Cet article a une vocation informative et ne remplace pas l'avis d'un professionnel de santé. Numéros : 3114 (24/7), FFAB 0 810 037 037, Fil Santé Jeunes 0 800 235 236, 15 en urgence. Voir aussi le guide complet TCA et l'annuaire des psychologues spécialisés.

Questions fréquentes sur Troubles du comportement alimentaire (TCA)

Quel pourcentage de personnes guérissent d'un TCA ?

Selon Bardone-Cone et al. (2010) et Steinhausen (2002, 2009), environ 60-70 % des personnes prises en charge atteignent un rétablissement complet à long terme (10-22 ans), sur les trois dimensions poids / comportement / cognitions. Le pronostic est meilleur en cas de repérage précoce, d'alliance thérapeutique solide et de suivi mené à terme avec consolidation post-rémission.

Comment savoir si je suis vraiment guéri·e ?

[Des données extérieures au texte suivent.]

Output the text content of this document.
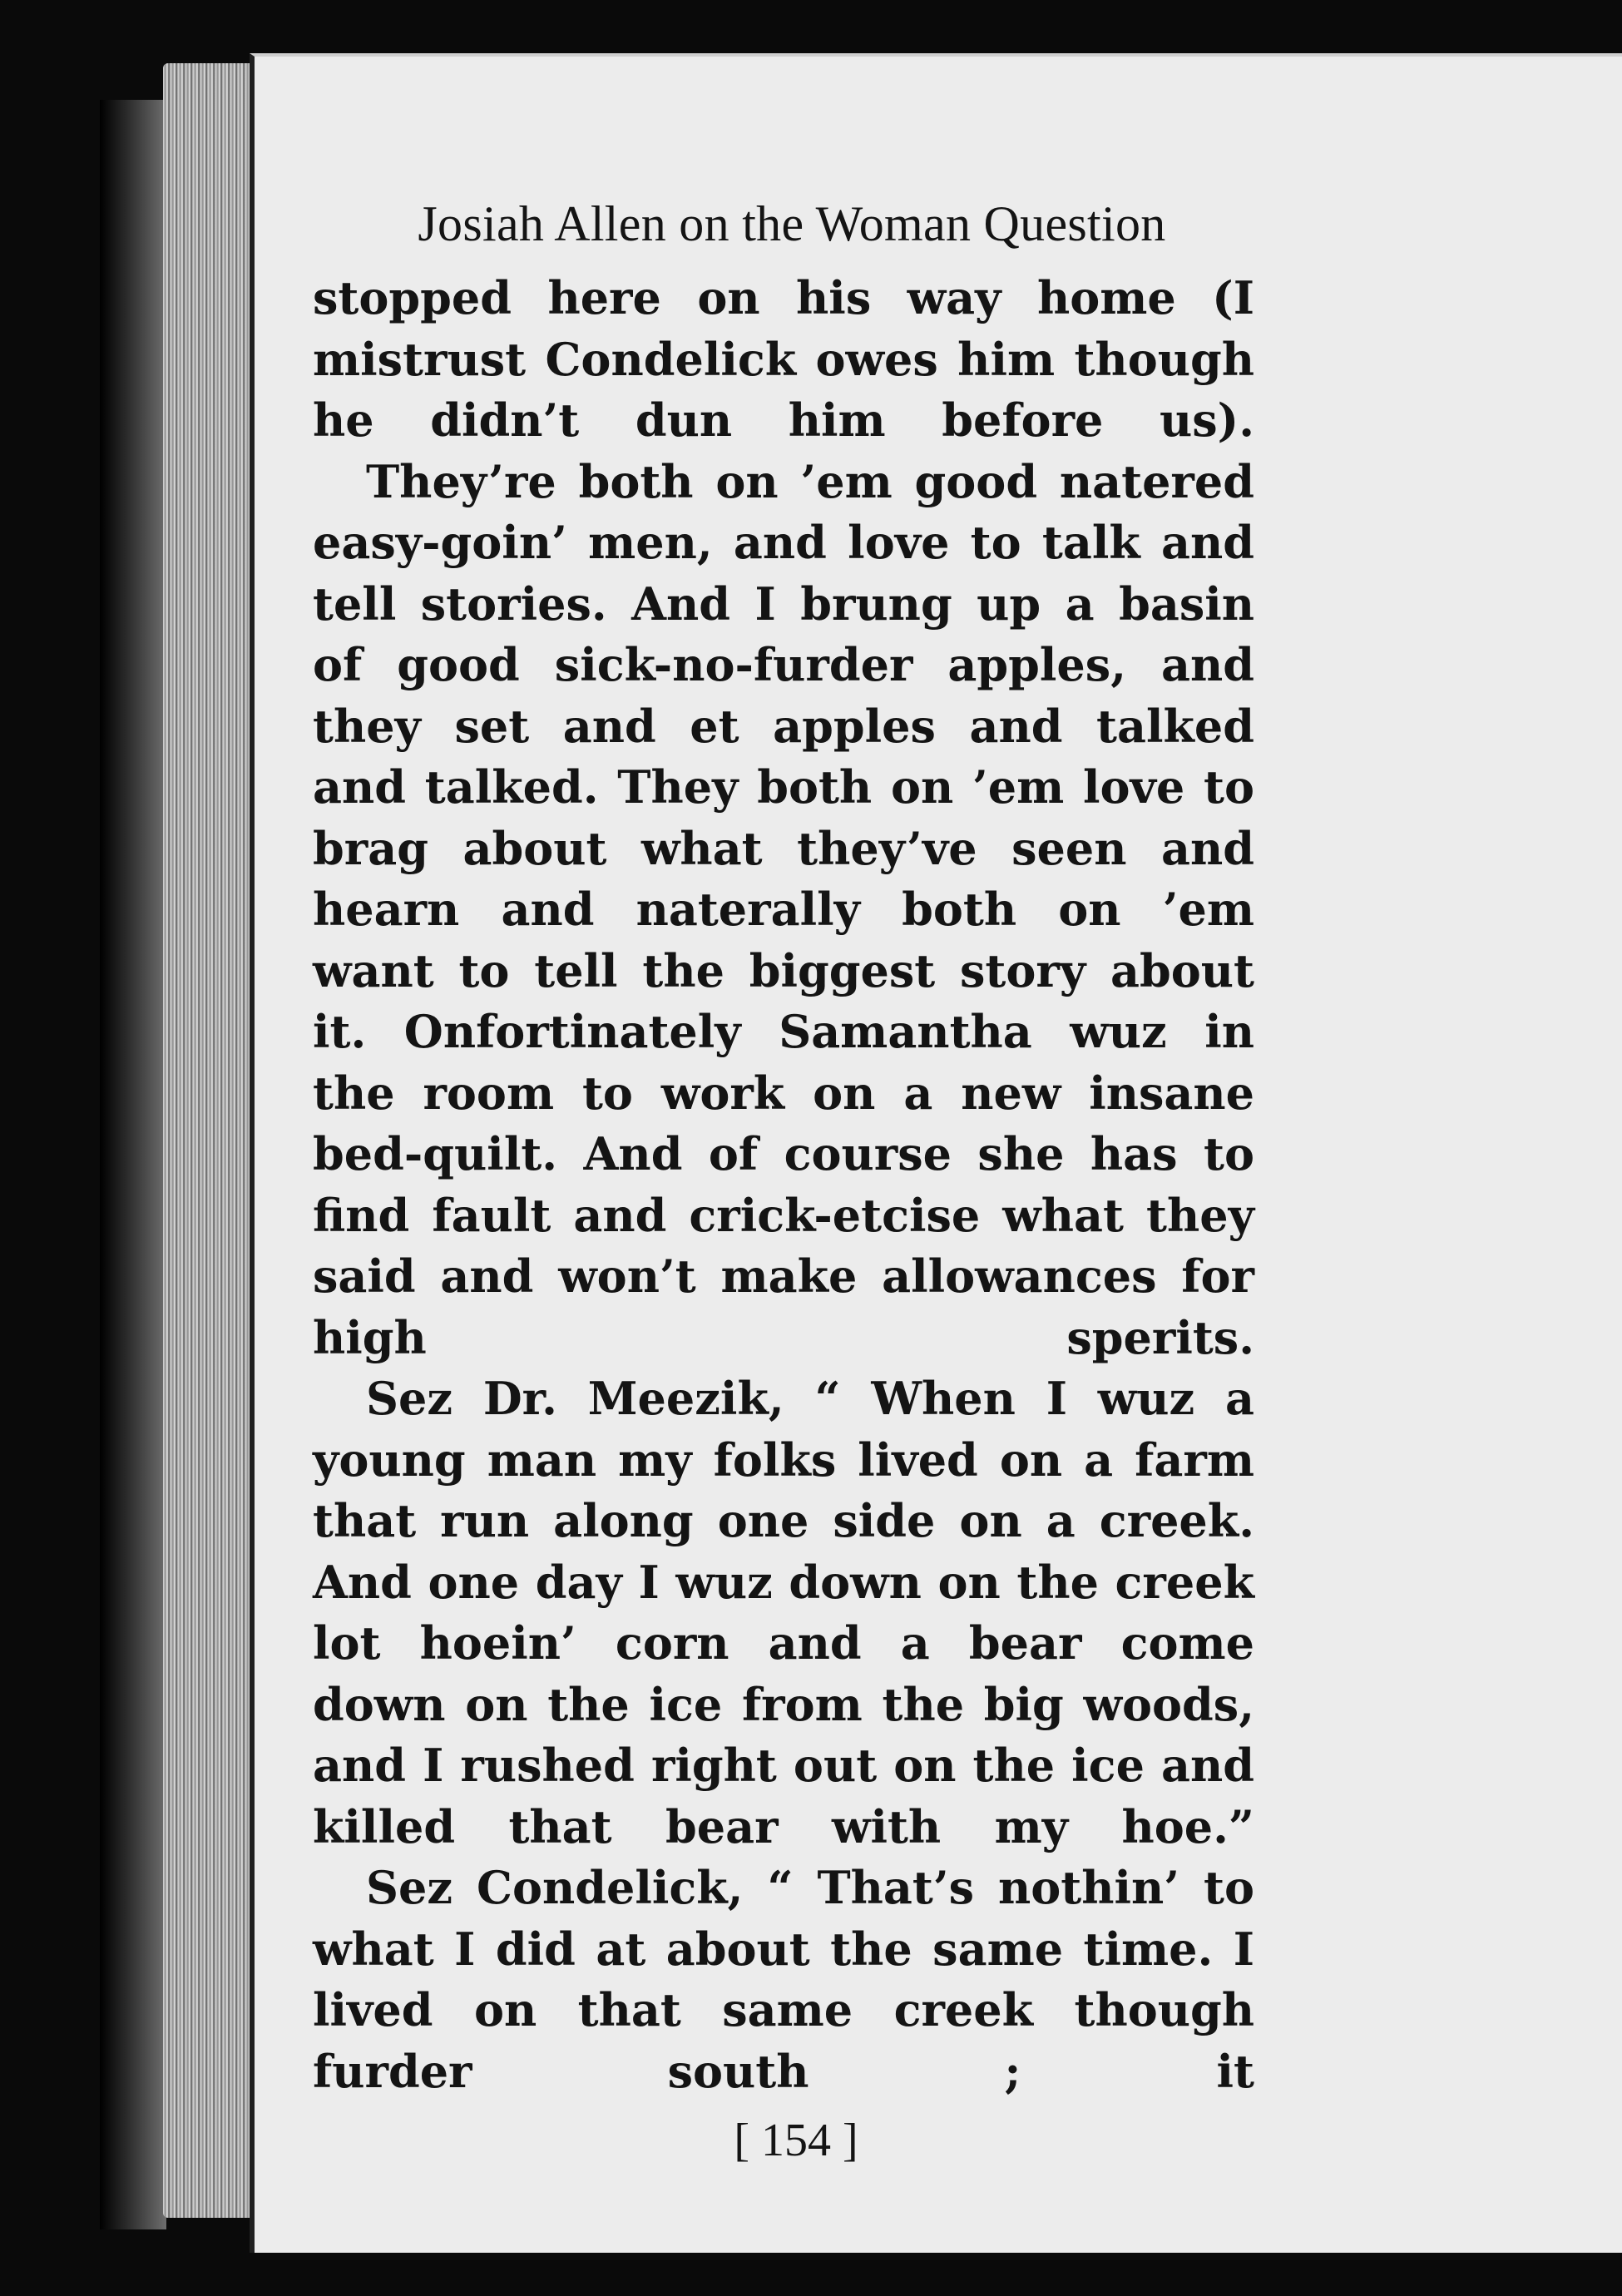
Josiah Allen on the Woman Question

stopped here on his way home (I mistrust Condelick owes him though he didn’t dun him before us).

They’re both on ’em good natered easy-goin’ men, and love to talk and tell stories. And I brung up a basin of good sick-no-furder apples, and they set and et apples and talked and talked. They both on ’em love to brag about what they’ve seen and hearn and naterally both on ’em want to tell the biggest story about it. Onfortinately Samantha wuz in the room to work on a new insane bed-quilt. And of course she has to find fault and crick-etcise what they said and won’t make allowances for high sperits.

Sez Dr. Meezik, “ When I wuz a young man my folks lived on a farm that run along one side on a creek. And one day I wuz down on the creek lot hoein’ corn and a bear come down on the ice from the big woods, and I rushed right out on the ice and killed that bear with my hoe.”

Sez Condelick, “ That’s nothin’ to what I did at about the same time. I lived on that same creek though furder south ; it

[ 154 ]
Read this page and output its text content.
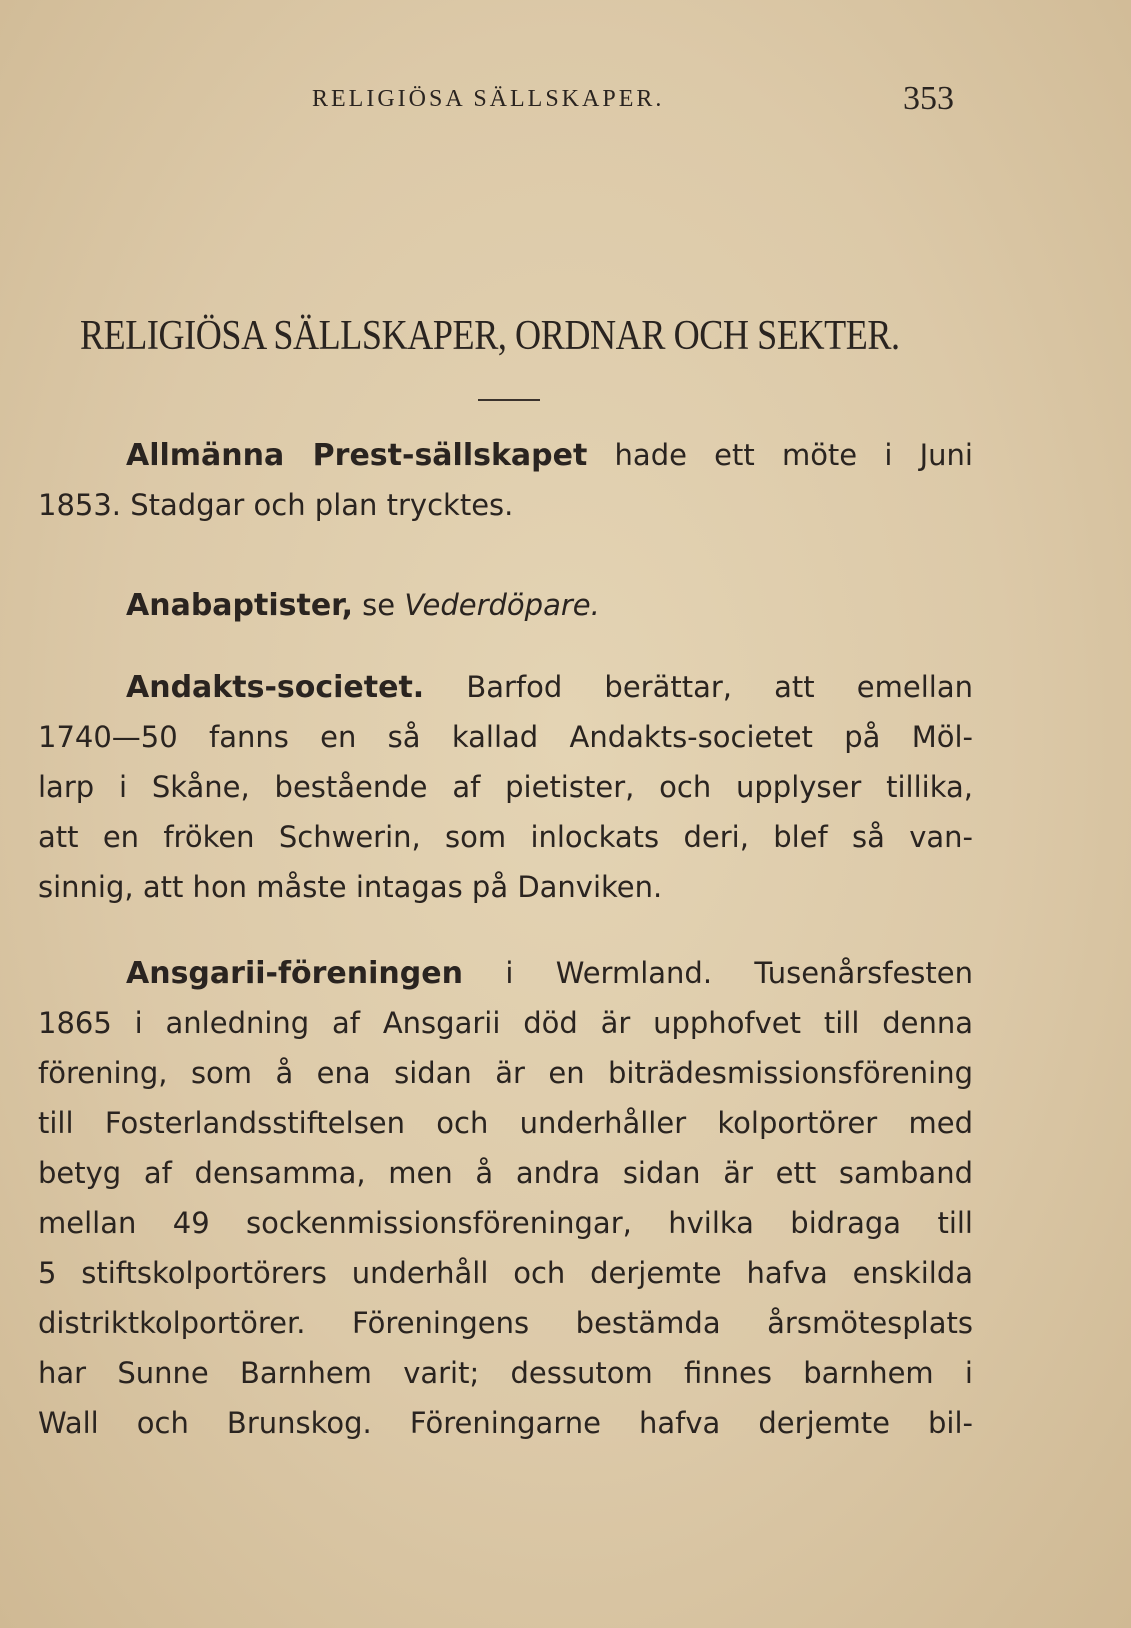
RELIGIÖSA SÄLLSKAPER.	353
RELIGIÖSA SÄLLSKAPER, ORDNAR OCH SEKTER.
Allmänna Prest-sällskapet hade ett möte i Juni
1853. Stadgar och plan trycktes.
Anabaptister, se Vederdöpare.
Andakts-societet. Barfod berättar, att emellan
1740—50 fanns en så kallad Andakts-societet på Möl-
larp i Skåne, bestående af pietister, och upplyser tillika,
att en fröken Schwerin, som inlockats deri, blef så van-
sinnig, att hon måste intagas på Danviken.
Ansgarii-föreningen i Wermland. Tusenårsfesten
1865 i anledning af Ansgarii död är upphofvet till denna
förening, som å ena sidan är en biträdesmissionsförening
till Fosterlandsstiftelsen och underhåller kolportörer med
betyg af densamma, men å andra sidan är ett samband
mellan 49 sockenmissionsföreningar, hvilka bidraga till
5 stiftskolportörers underhåll och derjemte hafva enskilda
distriktkolportörer. Föreningens bestämda årsmötesplats
har Sunne Barnhem varit; dessutom finnes barnhem i
Wall och Brunskog. Föreningarne hafva derjemte bil-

Bardone-Cone (2010) propose trois critères : poids dans la norme et fonctions endocriniennes restaurées ; absence de comportements TCA depuis ≥ 12 mois (restriction, crises, compensations) ; préoccupations corporelles dans la norme (mesurables avec l'EDE-Q). Cela ne signifie pas une absence totale de pensée critique sur le corps — qui est culturellement omniprésente — mais un retour à un fonctionnement souple.

La rechute signifie-t-elle un échec du traitement ?

Non. Keel & Brown (2010) rapportent ≈ 30 % de rechute dans les 2 ans après rémission. C'est une étape fréquente, pas une faute. Les compétences acquises lors du premier traitement facilitent une reprise plus rapide. La culpabilité, fréquente lors d'une rechute, est elle-même un symptôme — pas un signe de manque de volonté. Reprendre contact avec votre thérapeute le plus tôt possible raccourcit l'épisode.

Combien de temps faut-il poursuivre le suivi après la rémission ?

Keel & Brown (2010) recommandent 1 à 2 ans de suivi de consolidation après rémission, en psychothérapie d'entretien ou en groupe. Cela diminue significativement le risque de rechute. Le rythme peut s'espacer (mensuel puis trimestriel). Arrêter le suivi prématurément est l'un des facteurs de risque de rechute identifiés.

Peut-on faire un régime après avoir guéri d'un TCA ?

Les régimes hypocaloriques restrictifs sont fortement déconseillés chez toute personne ayant eu un TCA, car ils sont l'un des principaux facteurs de rechute documentés (Patton 1999, Polivy & Herman 1985). Si une démarche autour du poids ou de l'alimentation est nécessaire (raison médicale documentée), elle doit se faire avec un diététicien-nutritionniste formé aux TCA et coordonnée avec votre psychothérapeute — jamais en solo.

Et si je suis en rechute aujourd'hui ?

Reprenez contact maintenant avec votre médecin ou psychothérapeute. La FFAB 0 810 037 037 oriente vers des professionnels formés. En cas d'idées suicidaires : 3114. En cas de signes somatiques (malaise, vomissements répétés, faiblesse) : 15. La rechute est traitable, et plus elle est prise tôt, plus elle est courte. La culpabilité ressentie est un symptôme — pas une vérité sur vous.